ACC fails in first attempt

ACC fails in first attempt to break up the Big East.

The conference call among 9 members of the ACC failed to reach a vote to admit Miami, Syracuse and Boston College into the ACC.

No details were given of the call but it is reported that more attempts will be made by those in support of expansion to gain the seven votes needed for approval. ACC Commissioner John Swofford is expected to address the failure to get approval with a major spin doctoring effort in the press.


A Tuesday afternoon conference call with presidents of the Atlantic Coast Conference yielded no decision on the addition of Miami, Boston College and Syracuse to the nine-team league. Officials at Duke and North Carolina have developed serious concerns about adding the three schools from the Big East, citing scheduling and travel concerns. Virginia was also on the fence, hoping to add Virginia Tech instead of Syracuse or Boston College. - ACC still trying to find solution in expansion talks


RICHMOND, Va. (AP) -- Virginia Gov. Mark R. Warner urged the NCAA or an outside mediator to intervene in the ACC expansion plan to try to avoid a long, expensive legal battle.

The state's "interests as a whole will be ensured" if both Virginia of the ACC and Virginia Tech of the Big East stay in major conferences, Warner said Tuesday.

NCAA president Myles Brand said his organization has no authority in such cases.

The NCAA, however, will provide whatever help it can, including third-party mediation if "an invitation to do so was forthcoming from all parties," he said.

The presidents and chancellors from the nine ACC schools held a conference call Tuesday afternoon, but no formal vote was taken to invite Miami, Boston College and Syracuse, commissioner John Swofford said in a statement.

Swofford said presidents from the Big East schools participated in part of the "constructive" call.

"There will be further discussions," Swofford said, "and as has been the case throughout this process, there is no definitive timetable."

New York Gov.

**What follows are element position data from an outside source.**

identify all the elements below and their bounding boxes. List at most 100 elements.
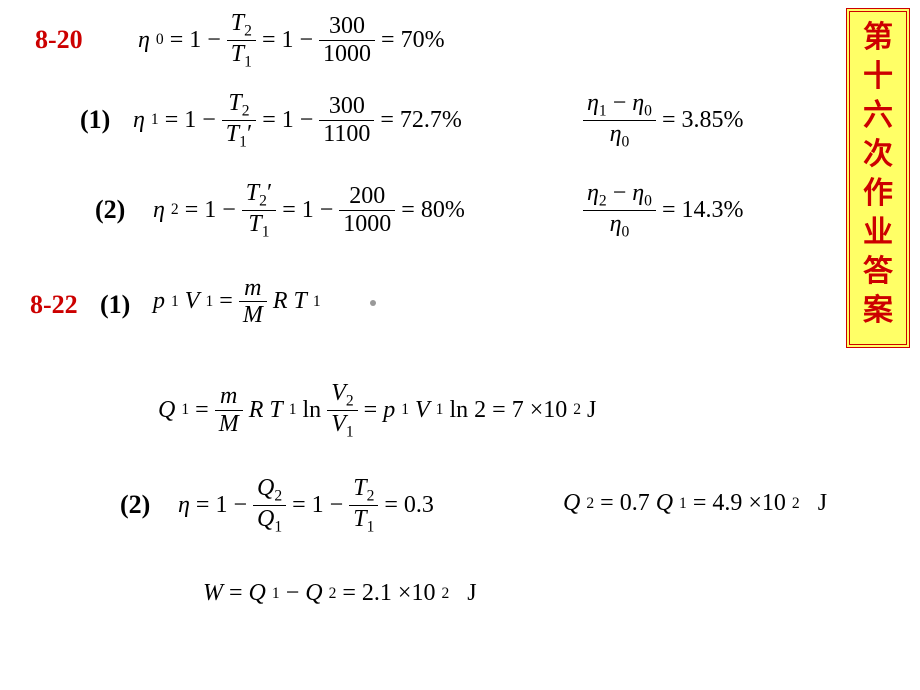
sym: m — [244, 275, 261, 301]
sub: 1 — [205, 293, 213, 311]
sym: η — [632, 90, 644, 116]
sym: T — [246, 180, 259, 206]
part-label-2: (2) — [95, 195, 125, 225]
problem-label-8-20: 8-20 — [35, 25, 83, 55]
num: 300 — [319, 13, 375, 40]
eq-q2: Q2 = 0.7Q1 = 4.9×102 J — [560, 490, 830, 517]
ln: ln — [303, 397, 322, 424]
eq-eta1: η1 = 1 − T2T1′ = 1 − 3001100 = 72.7% — [130, 90, 465, 150]
sym: η — [178, 492, 190, 519]
sym: T — [231, 41, 244, 67]
problem-label-8-22: 8-22 — [30, 290, 78, 320]
sym: R — [249, 397, 264, 424]
result: 14.3% — [682, 197, 744, 224]
banner-char: 作 — [863, 174, 893, 213]
sub: 2 — [242, 102, 250, 119]
sym: M — [243, 302, 263, 328]
sub: 1 — [401, 401, 409, 419]
sym: η — [610, 211, 622, 237]
part-label-1b: (1) — [100, 290, 130, 320]
num: 1000 — [319, 41, 375, 67]
sub: 1 — [599, 102, 607, 119]
result: 72.7% — [400, 107, 462, 134]
exp: 2 — [441, 585, 449, 603]
banner-char: 业 — [863, 213, 893, 252]
sub: 1 — [436, 401, 444, 419]
sym: p — [383, 397, 395, 424]
sub: 0 — [644, 102, 652, 119]
prime: ′ — [267, 180, 272, 206]
sym: Q — [257, 506, 274, 532]
sym: Q — [257, 475, 274, 501]
sym: Q — [656, 490, 673, 517]
sub: 2 — [586, 495, 594, 513]
num: 1000 — [339, 211, 395, 237]
sub: 0 — [622, 223, 630, 240]
unit: J — [818, 490, 827, 517]
sub: 2 — [346, 392, 354, 409]
sym: V — [185, 288, 200, 315]
sym: T — [353, 475, 366, 501]
eq-q1: Q1 = mM RT1 ln V2V1 = p1V1 ln 2 = 7×102 … — [155, 380, 599, 440]
sub: 0 — [156, 31, 164, 49]
eq-pct2: η2 − η0 η0 = 14.3% — [580, 180, 747, 240]
sub: 2 — [599, 192, 607, 209]
eq-eta2: η2 = 1 − T2′T1 = 1 − 2001000 = 80% — [150, 180, 468, 240]
exp: 2 — [792, 495, 800, 513]
sym: W — [203, 580, 223, 607]
sym: T — [248, 211, 261, 237]
sym: V — [331, 411, 346, 437]
eq-eta0: η0 = 1 − T2T1 = 1 − 3001000 = 70% — [135, 10, 448, 70]
sym: M — [219, 411, 239, 437]
sym: V — [331, 380, 346, 406]
sym: Q — [305, 580, 322, 607]
sub: 1 — [151, 111, 159, 129]
banner-char: 第 — [863, 18, 893, 57]
sub: 1 — [262, 223, 270, 240]
sym: T — [293, 288, 306, 315]
banner-char: 六 — [863, 96, 893, 135]
prime: ′ — [247, 121, 252, 147]
sub: 1 — [244, 53, 252, 70]
banner-char: 次 — [863, 135, 893, 174]
sym: T — [353, 506, 366, 532]
sym: η — [133, 107, 145, 134]
eq-pv: p1V1 = mM RT1 — [150, 275, 324, 329]
sym: η — [587, 180, 599, 206]
result: 70% — [401, 27, 445, 54]
sub: 1 — [367, 518, 375, 535]
result: 80% — [421, 197, 465, 224]
result: 0.3 — [404, 492, 434, 519]
sub: 2 — [171, 201, 179, 219]
sym: Q — [158, 397, 175, 424]
eq-pct1: η1 − η0 η0 = 3.85% — [580, 90, 747, 150]
sym: T — [231, 10, 244, 36]
sym: T — [228, 90, 241, 116]
eq-w: W = Q1 − Q2 = 2.1×102 J — [200, 580, 480, 607]
result: 3.85% — [682, 107, 744, 134]
num: 200 — [339, 183, 395, 210]
coef: 0.7 — [620, 490, 650, 517]
sub: 1 — [289, 401, 297, 419]
sym: Q — [563, 490, 580, 517]
sym: T — [226, 121, 239, 147]
sub: 0 — [644, 192, 652, 209]
sub: 1 — [679, 495, 687, 513]
sym: T — [269, 397, 282, 424]
sym: p — [153, 288, 165, 315]
sub: 2 — [274, 487, 282, 504]
banner-char: 十 — [863, 57, 893, 96]
unit: J — [467, 580, 476, 607]
part-label-1: (1) — [80, 105, 110, 135]
sym: η — [138, 27, 150, 54]
banner-char: 答 — [863, 252, 893, 291]
sub: 1 — [171, 293, 179, 311]
sub: 2 — [244, 22, 252, 39]
val: 4.9 — [712, 490, 742, 517]
eq-eta: η = 1 − Q2Q1 = 1 − T2T1 = 0.3 — [175, 475, 437, 535]
sub: 2 — [329, 585, 337, 603]
sub: 1 — [181, 401, 189, 419]
sym: η — [610, 121, 622, 147]
slide: 第 十 六 次 作 业 答 案 8-20 η0 = 1 − T2T1 = 1 −… — [0, 0, 920, 690]
unit: J — [587, 397, 596, 424]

George Pataki expressed his concern Tuesday about Syracuse leaving the Big East.

"Obviously, it's within the legal purview of a private university to choose whatever conference they choose to belong to," said Pataki, a visible supporter of Syracuse's basketball team during its run to the national championship this season. "But it (joining the ACC) does, to me, raise real concerns about college athletics."

The plan to invite Miami, Boston College and Syracuse to join the Atlantic Coast Conference had seemed likely to happen. But in the last week, it has hit several snags and now appears in jeopardy.

Officials at Duke and North Carolina now have serious concerns about adding the three Big East schools. The ACC needs the approval of seven of its nine schools.

Last Friday, five Big East schools sued Miami, Boston College and the ACC, contending the defection would ruin the Big East.

In a conference call Tuesday, representatives of the five schools that are suing spoke favorably of mediation and defended their lawsuit.

"We're in a position where events were moving very quickly," Pittsburgh president Mark Nordenberg said. "We faced the prospect of irreparable harm. We had a responsibility to protect our conference and its institutions and we took steps to do that."

Virginia Tech president Charles Steger called the lawsuit "a last resort" that highlighted the fact that the stakes are huge, especially for the school facing the prospect of being left in a weakened league.

Mediation, Nordenberg said, might yield "plans by which two conferences operate, coexist and become stronger in years ahead."